After some time had passed and I was beginning to feel certain I would have to hitch my crew of snow dogs and set out in search. However, to my surprise, Jeff made it with only a few less horses in his windshield wiper motor. After the opening credits, we began our journey across Middle Earth. At the bottom of Whippoorwill Hollow, I commented to Jeff that, “this is where everyone gets stuck.” This statement is apparently the toggle switch on the universe for at the exact moment we began sliding sideways into a powdery ditch. Our attempts to rescue the car were thwarted as any attempt to escape were met with freezing, fluffy quicksand. On the bright side, Jeff managed to scrape clean enough road with his snow shovel to safely land a 747.

Eventually we both made it into town. The rest of the crew was already elbow deep in bacon and eggs supplied by Master Chef Joey. Breakfast bliss was broken with news that an entire redwood tree had fallen in the middle of the street and the Super Friends 38 would be required to clean it up. Jack and I took a stroll down the street in time to move a few twigs off the road, watch Jack fall in a snow puddle, and help save a car from an unscheduled trip to the IGA on its roof. Good deed for the day done, Eagle scouts returned to Latitude headquarters.
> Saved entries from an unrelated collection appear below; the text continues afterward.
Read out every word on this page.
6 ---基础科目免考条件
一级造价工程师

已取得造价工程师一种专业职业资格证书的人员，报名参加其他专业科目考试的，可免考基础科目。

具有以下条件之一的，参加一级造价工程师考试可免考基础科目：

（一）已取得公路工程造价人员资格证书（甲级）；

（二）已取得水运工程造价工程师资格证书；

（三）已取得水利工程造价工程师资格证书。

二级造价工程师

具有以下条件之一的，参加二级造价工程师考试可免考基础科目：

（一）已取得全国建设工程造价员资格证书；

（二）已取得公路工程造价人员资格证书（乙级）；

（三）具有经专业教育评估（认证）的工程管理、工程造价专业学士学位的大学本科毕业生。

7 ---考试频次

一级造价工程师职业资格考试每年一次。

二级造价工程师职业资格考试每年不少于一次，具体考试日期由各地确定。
At that point, a heated discussion of the strategic disadvantages of Kamchatka began to take hold. Risk began, most of the crew left, having never rolled higher than a 2 in their lives. Tom stayed until he remembered he needed to wash his hair. Jack was next, after his triple front war fizzled in Great Britain. DeBellis surrendered as he was in a complete daze the whole game. He later reported that he had been smacked in the face by one of his “friends,” and ruptured his eardrum. This was not a Latitude 38 friend, we solve our differences with hugs. Game given to Jeff and I, we called a cease fire. The mere action of ending our war had the effect of parting the clouds and bringing warmth back to the Earth. The snow melted and Adventure day ended.